At this point I was using dowel rods to check the angles of the arms, legs, etc. Since I am used to working on the fly when I make smaller sculpts, basically tweaking various parts as I assemble to see the position and proportion.
I worked with welder Erik James who is a fantastic welder with an artists eye in the same way. As I would shape the dowel rod with pieces of flexible armature wire at the joints. Erik would take the shapes as they were and cut the metal and weld on the spot.
We put the whole body up on buckets to raise it to the approximate level of it's finished height.
This also included getting the neck and head position correct. Mocking things up is the best way for me to see it.
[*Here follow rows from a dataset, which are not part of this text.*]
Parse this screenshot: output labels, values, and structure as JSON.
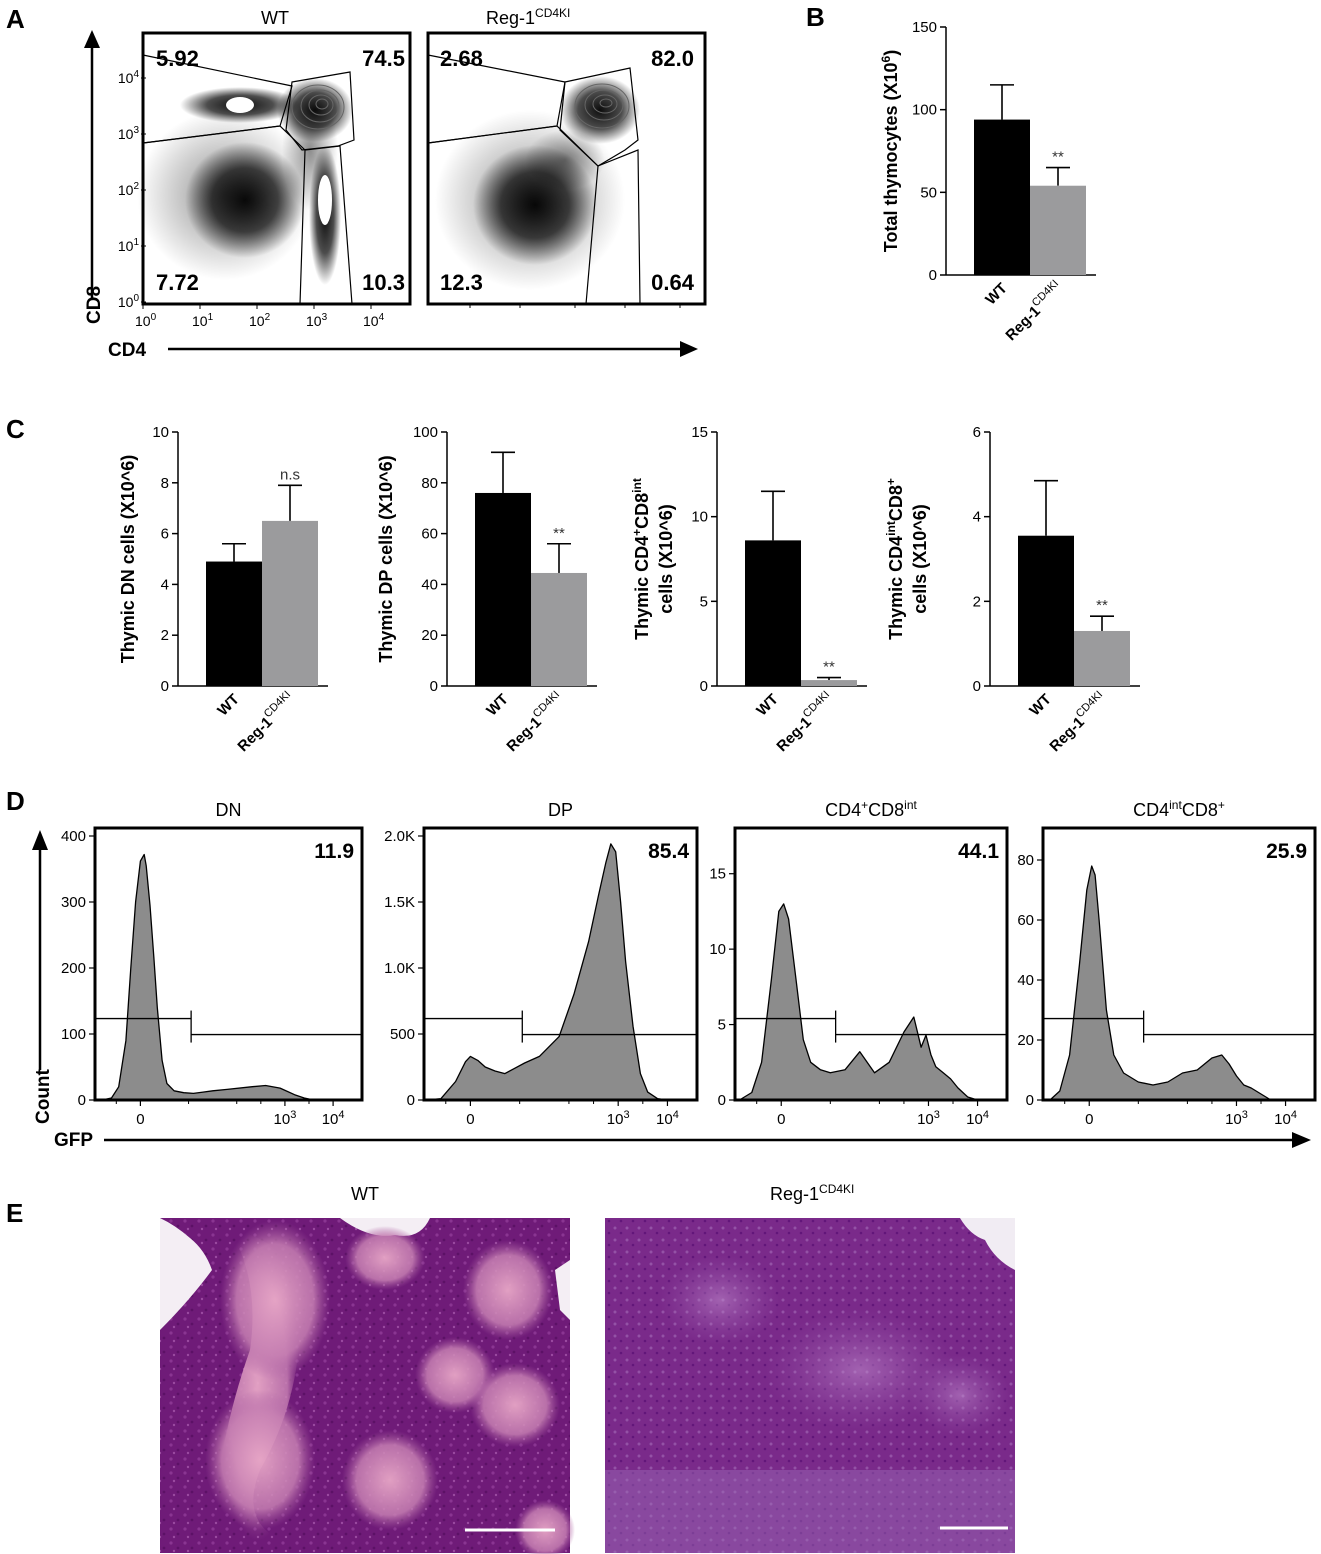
{
  "colors": {
    "wt_bar": "#000000",
    "ko_bar": "#9b9b9d",
    "hist_fill": "#8c8c8c",
    "he_stain": "#7a1f7e"
  },
  "panels": {
    "A": {
      "letter": "A",
      "wt_title": "WT",
      "ko_title_main": "Reg-1",
      "ko_title_sup": "CD4KI",
      "y_axis_label": "CD8",
      "x_axis_label": "CD4",
      "ticks": [
        {
          "base": "10",
          "exp": "0"
        },
        {
          "base": "10",
          "exp": "1"
        },
        {
          "base": "10",
          "exp": "2"
        },
        {
          "base": "10",
          "exp": "3"
        },
        {
          "base": "10",
          "exp": "4"
        }
      ],
      "wt_quadrants": {
        "tl": "5.92",
        "tr": "74.5",
        "bl": "7.72",
        "br": "10.3"
      },
      "ko_quadrants": {
        "tl": "2.68",
        "tr": "82.0",
        "bl": "12.3",
        "br": "0.64"
      }
    },
    "B": {
      "letter": "B"
    },
    "C": {
      "letter": "C"
    },
    "D": {
      "letter": "D",
      "y_axis_label": "Count",
      "x_axis_label": "GFP"
    },
    "E": {
      "letter": "E",
      "wt_title": "WT",
      "ko_title_main": "Reg-1",
      "ko_title_sup": "CD4KI"
    }
  },
  "chart_data": [
    {
      "panel": "B",
      "type": "bar",
      "categories": [
        {
          "main": "WT",
          "sup": ""
        },
        {
          "main": "Reg-1",
          "sup": "CD4KI"
        }
      ],
      "values": [
        94,
        54
      ],
      "errors": [
        21,
        11
      ],
      "significance": [
        "",
        "**"
      ],
      "ylabel_main": "Total thymocytes (X10",
      "ylabel_sup": "6",
      "ylabel_tail": ")",
      "ylim": [
        0,
        150
      ],
      "yticks": [
        "0",
        "50",
        "100",
        "150"
      ]
    },
    {
      "panel": "C1",
      "type": "bar",
      "categories": [
        {
          "main": "WT",
          "sup": ""
        },
        {
          "main": "Reg-1",
          "sup": "CD4KI"
        }
      ],
      "values": [
        4.9,
        6.5
      ],
      "errors": [
        0.7,
        1.4
      ],
      "significance": [
        "",
        "n.s"
      ],
      "ylabel_main": "Thymic DN cells (X10^6)",
      "ylim": [
        0,
        10
      ],
      "yticks": [
        "0",
        "2",
        "4",
        "6",
        "8",
        "10"
      ]
    },
    {
      "panel": "C2",
      "type": "bar",
      "categories": [
        {
          "main": "WT",
          "sup": ""
        },
        {
          "main": "Reg-1",
          "sup": "CD4KI"
        }
      ],
      "values": [
        76,
        44.5
      ],
      "errors": [
        16,
        11.5
      ],
      "significance": [
        "",
        "**"
      ],
      "ylabel_main": "Thymic DP cells (X10^6)",
      "ylim": [
        0,
        100
      ],
      "yticks": [
        "0",
        "20",
        "40",
        "60",
        "80",
        "100"
      ]
    },
    {
      "panel": "C3",
      "type": "bar",
      "categories": [
        {
          "main": "WT",
          "sup": ""
        },
        {
          "main": "Reg-1",
          "sup": "CD4KI"
        }
      ],
      "values": [
        8.6,
        0.35
      ],
      "errors": [
        2.9,
        0.15
      ],
      "significance": [
        "",
        "**"
      ],
      "ylabel_line1": "Thymic CD4",
      "ylabel_line1_sup1": "+",
      "ylabel_line1_mid": "CD8",
      "ylabel_line1_sup2": "int",
      "ylabel_line2": "cells (X10^6)",
      "ylim": [
        0,
        15
      ],
      "yticks": [
        "0",
        "5",
        "10",
        "15"
      ]
    },
    {
      "panel": "C4",
      "type": "bar",
      "categories": [
        {
          "main": "WT",
          "sup": ""
        },
        {
          "main": "Reg-1",
          "sup": "CD4KI"
        }
      ],
      "values": [
        3.55,
        1.3
      ],
      "errors": [
        1.3,
        0.35
      ],
      "significance": [
        "",
        "**"
      ],
      "ylabel_line1": "Thymic CD4",
      "ylabel_line1_sup1": "int",
      "ylabel_line1_mid": "CD8",
      "ylabel_line1_sup2": "+",
      "ylabel_line2": "cells (X10^6)",
      "ylim": [
        0,
        6
      ],
      "yticks": [
        "0",
        "2",
        "4",
        "6"
      ]
    },
    {
      "panel": "D1",
      "type": "area",
      "title_main": "DN",
      "gate_pct": "11.9",
      "ymax": 400,
      "yticks": [
        "0",
        "100",
        "200",
        "300",
        "400"
      ],
      "gfp": [
        -0.8,
        -0.6,
        -0.45,
        -0.3,
        -0.2,
        -0.1,
        0.0,
        0.08,
        0.12,
        0.2,
        0.28,
        0.35,
        0.45,
        0.55,
        0.7,
        0.9,
        1.1,
        1.3,
        1.5,
        1.8,
        2.3,
        2.6,
        2.9,
        3.2,
        3.4,
        3.6,
        4.0
      ],
      "count": [
        0,
        3,
        20,
        90,
        200,
        300,
        362,
        372,
        355,
        295,
        215,
        140,
        60,
        25,
        14,
        11,
        10,
        12,
        14,
        16,
        20,
        22,
        18,
        8,
        3,
        0,
        0
      ]
    },
    {
      "panel": "D2",
      "type": "area",
      "title_main": "DP",
      "gate_pct": "85.4",
      "ymax": 2000,
      "yticks": [
        "0",
        "500",
        "1.0K",
        "1.5K",
        "2.0K"
      ],
      "gfp": [
        -0.9,
        -0.6,
        -0.3,
        -0.1,
        0.0,
        0.15,
        0.3,
        0.5,
        0.7,
        0.9,
        1.1,
        1.4,
        1.8,
        2.1,
        2.4,
        2.6,
        2.75,
        2.85,
        2.95,
        3.05,
        3.15,
        3.3,
        3.45,
        3.6,
        3.8,
        4.0
      ],
      "count": [
        0,
        10,
        140,
        290,
        330,
        300,
        250,
        220,
        200,
        240,
        280,
        330,
        480,
        800,
        1200,
        1550,
        1800,
        1940,
        1880,
        1500,
        1050,
        560,
        200,
        60,
        10,
        0
      ]
    },
    {
      "panel": "D3",
      "type": "area",
      "title_main": "CD4",
      "title_sup1": "+",
      "title_mid": "CD8",
      "title_sup2": "int",
      "gate_pct": "44.1",
      "ymax": 17.5,
      "yticks": [
        "0",
        "5",
        "10",
        "15"
      ],
      "gfp": [
        -0.85,
        -0.6,
        -0.4,
        -0.2,
        -0.05,
        0.05,
        0.15,
        0.3,
        0.45,
        0.6,
        0.8,
        1.0,
        1.3,
        1.6,
        1.9,
        2.2,
        2.5,
        2.7,
        2.85,
        2.95,
        3.05,
        3.15,
        3.3,
        3.45,
        3.6,
        3.8,
        4.0
      ],
      "count": [
        0,
        0.5,
        2.5,
        8,
        12.5,
        13.0,
        12,
        8,
        4,
        2.5,
        2.0,
        1.8,
        2.0,
        3.2,
        1.8,
        2.5,
        4.5,
        5.5,
        3.5,
        4.3,
        3.0,
        2.2,
        1.8,
        1.4,
        0.8,
        0.2,
        0
      ]
    },
    {
      "panel": "D4",
      "type": "area",
      "title_main": "CD4",
      "title_sup1": "int",
      "title_mid": "CD8",
      "title_sup2": "+",
      "gate_pct": "25.9",
      "ymax": 88,
      "yticks": [
        "0",
        "20",
        "40",
        "60",
        "80"
      ],
      "gfp": [
        -0.8,
        -0.6,
        -0.4,
        -0.2,
        -0.05,
        0.05,
        0.12,
        0.2,
        0.35,
        0.5,
        0.7,
        1.0,
        1.3,
        1.6,
        1.9,
        2.2,
        2.5,
        2.7,
        2.85,
        3.0,
        3.15,
        3.3,
        3.5,
        3.7,
        4.0
      ],
      "count": [
        0,
        3,
        15,
        45,
        70,
        78,
        75,
        60,
        30,
        15,
        9,
        6,
        5,
        6,
        9,
        10,
        14,
        15,
        12,
        8,
        5,
        4,
        2,
        0,
        0
      ]
    }
  ]
}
My plans were close but you never know until you get a good look. This was mocked up to the plan but in reality much too long so it was shortened by a neck link.
Also the claw had to be the right length. I was using PVC pipes over the metal stock then the flanged parts were cut from tiki torch ends. Eventually all the legs were set.
Now the feet had to be placed. They each had a flat metal plate that would finish off the foot and bear the load. I had sculpted each foot the week before and cut out plywood rectangles to fit on the bottom.
The tricky part was placing the foam foot holding it high enough so Erik could weld the plate then affix the plate to the wood with epoxy. This photo shows a bit of the plates sticking out below the raised up feet. A strong foundation was the key to holding this whole thing up. Plus the fact more weight was going to be added on.
Now came the time to fill in all the gaps with the Windlock Foam. Even with the metal plates secured with epoxy to the foot bottoms there was still empty space inside the foot that needed to be filled just for a more sound structure. Next stop, more sculpting.